Our study data were provided by Research Electronic Data Capture, a secure, Web-based data capture application hosted at the JCRAC Data Center of the NCGM. The opt-out recruitment method was applied, and informed consents for individuals were waived as approved by the NCGM Ethics Review. Information about the entire research was disclosed through the website (https://covid-registry.ncgm.go.jp/). This study was approved by the NCGM Ethics Review (approval number: NCGM-G-003494-0).

H. Ohtsu reports personal fees as a statistician and as an external consultant for clinical trials from EPS International, outside the submitted work. S. Saito reports grants from Shionogi outside the submitted work. The other authors have no conflicts of interest to disclose.

This research was supported by the Health and Labor Sciences Research Grant, “Research on Emerging and Re-emerging Infectious Diseases and Immunization” under grant No. 19HA1003 and by AMED under grant No. 20ek0210106h0003.
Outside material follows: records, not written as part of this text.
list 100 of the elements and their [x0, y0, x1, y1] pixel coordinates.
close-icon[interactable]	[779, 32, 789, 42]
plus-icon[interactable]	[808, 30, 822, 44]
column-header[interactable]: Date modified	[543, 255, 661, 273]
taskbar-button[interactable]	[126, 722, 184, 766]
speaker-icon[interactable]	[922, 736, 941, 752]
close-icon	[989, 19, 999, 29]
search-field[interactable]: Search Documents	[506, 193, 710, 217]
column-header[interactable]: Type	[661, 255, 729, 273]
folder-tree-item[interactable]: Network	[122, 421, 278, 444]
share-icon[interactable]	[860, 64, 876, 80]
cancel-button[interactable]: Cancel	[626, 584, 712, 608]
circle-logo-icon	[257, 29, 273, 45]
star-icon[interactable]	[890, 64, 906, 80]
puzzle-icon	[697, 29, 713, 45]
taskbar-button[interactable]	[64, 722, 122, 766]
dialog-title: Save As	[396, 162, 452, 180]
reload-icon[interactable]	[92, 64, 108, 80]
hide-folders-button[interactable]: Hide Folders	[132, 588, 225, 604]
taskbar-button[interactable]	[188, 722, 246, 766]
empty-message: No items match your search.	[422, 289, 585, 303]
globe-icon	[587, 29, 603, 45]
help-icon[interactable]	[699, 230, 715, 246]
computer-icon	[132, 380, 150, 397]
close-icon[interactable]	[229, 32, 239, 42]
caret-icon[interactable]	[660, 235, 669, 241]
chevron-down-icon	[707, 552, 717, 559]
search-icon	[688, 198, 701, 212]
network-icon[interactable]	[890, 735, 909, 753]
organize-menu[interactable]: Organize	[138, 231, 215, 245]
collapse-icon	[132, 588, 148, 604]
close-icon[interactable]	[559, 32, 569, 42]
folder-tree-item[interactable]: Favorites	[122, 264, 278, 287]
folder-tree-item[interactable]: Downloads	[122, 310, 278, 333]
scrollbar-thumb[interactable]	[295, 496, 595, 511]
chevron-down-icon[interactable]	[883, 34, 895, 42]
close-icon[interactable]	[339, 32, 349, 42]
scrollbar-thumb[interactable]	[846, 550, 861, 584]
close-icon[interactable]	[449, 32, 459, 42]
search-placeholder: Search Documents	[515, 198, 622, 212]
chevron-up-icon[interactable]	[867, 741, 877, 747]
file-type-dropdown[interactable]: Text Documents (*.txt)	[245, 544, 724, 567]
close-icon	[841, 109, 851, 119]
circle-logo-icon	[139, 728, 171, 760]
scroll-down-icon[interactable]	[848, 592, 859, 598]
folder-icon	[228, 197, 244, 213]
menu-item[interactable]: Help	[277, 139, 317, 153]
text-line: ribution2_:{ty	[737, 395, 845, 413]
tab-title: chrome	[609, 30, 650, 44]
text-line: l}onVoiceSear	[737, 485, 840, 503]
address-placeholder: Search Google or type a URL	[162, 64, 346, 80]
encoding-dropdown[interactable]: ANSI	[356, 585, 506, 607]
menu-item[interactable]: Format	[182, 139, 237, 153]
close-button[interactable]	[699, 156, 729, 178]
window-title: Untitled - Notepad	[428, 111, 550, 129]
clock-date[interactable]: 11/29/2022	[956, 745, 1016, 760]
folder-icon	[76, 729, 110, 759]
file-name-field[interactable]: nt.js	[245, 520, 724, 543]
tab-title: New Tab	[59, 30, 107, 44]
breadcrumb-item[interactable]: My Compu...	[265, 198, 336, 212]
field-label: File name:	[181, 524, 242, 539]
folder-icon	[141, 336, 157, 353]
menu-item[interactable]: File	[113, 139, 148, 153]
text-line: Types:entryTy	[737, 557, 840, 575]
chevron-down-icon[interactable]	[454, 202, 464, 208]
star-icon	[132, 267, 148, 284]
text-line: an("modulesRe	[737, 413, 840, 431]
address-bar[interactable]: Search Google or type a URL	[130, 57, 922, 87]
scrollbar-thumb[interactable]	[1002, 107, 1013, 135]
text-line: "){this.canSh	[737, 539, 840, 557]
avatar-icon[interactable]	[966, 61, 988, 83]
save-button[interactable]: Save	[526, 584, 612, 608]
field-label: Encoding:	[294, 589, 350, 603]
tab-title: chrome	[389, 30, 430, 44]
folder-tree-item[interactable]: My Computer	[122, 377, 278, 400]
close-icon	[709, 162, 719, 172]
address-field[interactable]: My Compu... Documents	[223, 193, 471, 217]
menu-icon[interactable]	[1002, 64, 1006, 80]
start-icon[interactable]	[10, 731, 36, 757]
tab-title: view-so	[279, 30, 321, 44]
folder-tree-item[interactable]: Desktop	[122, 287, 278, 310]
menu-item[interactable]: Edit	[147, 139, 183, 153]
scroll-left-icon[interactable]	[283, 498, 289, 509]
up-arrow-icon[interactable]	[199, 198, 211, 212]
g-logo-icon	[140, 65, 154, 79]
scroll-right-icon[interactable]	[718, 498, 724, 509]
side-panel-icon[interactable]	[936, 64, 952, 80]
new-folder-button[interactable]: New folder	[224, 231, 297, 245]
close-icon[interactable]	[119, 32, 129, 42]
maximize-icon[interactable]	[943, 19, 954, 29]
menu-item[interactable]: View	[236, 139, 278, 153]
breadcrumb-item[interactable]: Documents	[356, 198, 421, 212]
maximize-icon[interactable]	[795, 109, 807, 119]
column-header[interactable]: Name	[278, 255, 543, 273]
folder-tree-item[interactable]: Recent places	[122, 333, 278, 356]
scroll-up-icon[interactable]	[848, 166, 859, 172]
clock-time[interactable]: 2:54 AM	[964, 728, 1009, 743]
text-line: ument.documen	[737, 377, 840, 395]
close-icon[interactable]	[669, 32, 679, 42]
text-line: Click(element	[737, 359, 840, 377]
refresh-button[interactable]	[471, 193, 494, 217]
Y. Asai, H. Nomoto, and K. Hayakawa developed the concept and design and had full access to all the data in the study and took responsibility for the integrity of the data and the accuracy of the data analysis. Y. Asai and S. Tsuzuki were responsible for the statistical analysis. N. Matsunaga, S. Tsuzuki, M. Terada, H. Ohtsu, K. Kitajima, K. Suzuki, S. Saito, F. Saito, K. Nakamura, T. Suzuki, and S. Morioka provided administrative, technical, or material support. N. Ohmagari supervised the study. All the authors critically revised the manuscript for important intellectual content.

The data that support the findings of this study are not publicly available due to the privacy of research participants and sites but are available upon reasonable request. Data on an individual level are shared with limitations to participating healthcare facilities through applications to the COVIREGI-JP.